There are often "special situations" in real estate that are not included here and can be highly attractive to an investor looking to build wealth at exponential rates of return over several years. Those that have the understanding and experience to purchase real estate options, for instance, and can turn around and sell the property are effectively managing a "business" with qualities more akin to Asset Type #1 or #2, depending upon their methods and circumstances. The fact that the underlying asset consists of tangible land or buildings is inconsequential (as a corollary - cattle is a low return business as is real estate but McDonald's combined the two into a system based on a franchising model that generated unbelievably high returns on equity for the shareholders over the course of decades).

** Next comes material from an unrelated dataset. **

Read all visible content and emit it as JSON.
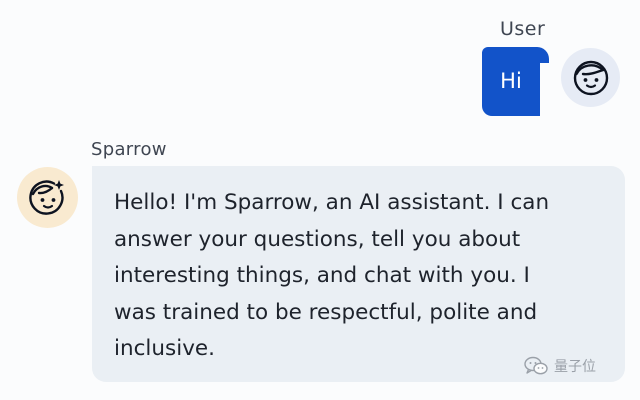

The same is often true in regards to gold, only there is much higher risk utilizing leverage because the commodity markets are far more speculative than the equity and bond markets. A relatively small drop that wouldn't have hurt you in stocks could wipe you out due to the margin maintenance calls at most commodity brokers. This would be acceptable if gold had utility to the average person like a house does. It simply doesn't, unless you are an industrial manufacturer who happens to need the reserves for your core business and are willing to make bets on the direction of prices.

Thus, the man who wants to invest without worrying about losing everything is left to buy bullion outright for cash. The implication is that unless he experiences one of the few, relatively rare booms in the gold prices (a la the 1980's), he can never going to grow your wealth higher than inflation on a long-term basis. (There is also another rare situation in which gold can be a highly attractive investment and that occurs when the price of above-ground inventories falls below the production costs of extracting it from the ground. At some point, the supply / demand relationship must reach equilibrium. For those who have the resources to take advantage of the situation, and the intelligence to know that it can be a few years before that happens so they avoid getting wiped out in subsequent price fluctuations, it can be - if you'll pardon the expression - a gold mine.

For long-term holding, however, gold doesn't budge in real terms (the last time I checked the inflation-adjusted rate was $1.00 versus $1.01 - a 1% return in real terms for two hundred years). Again, real terms - that is, inflation adjusted - is all that matters. Purchasing power. No matter how you measure it - dollars, clam shells, shark teeth - all that counts is how much purchasing power you gained relative to your investment.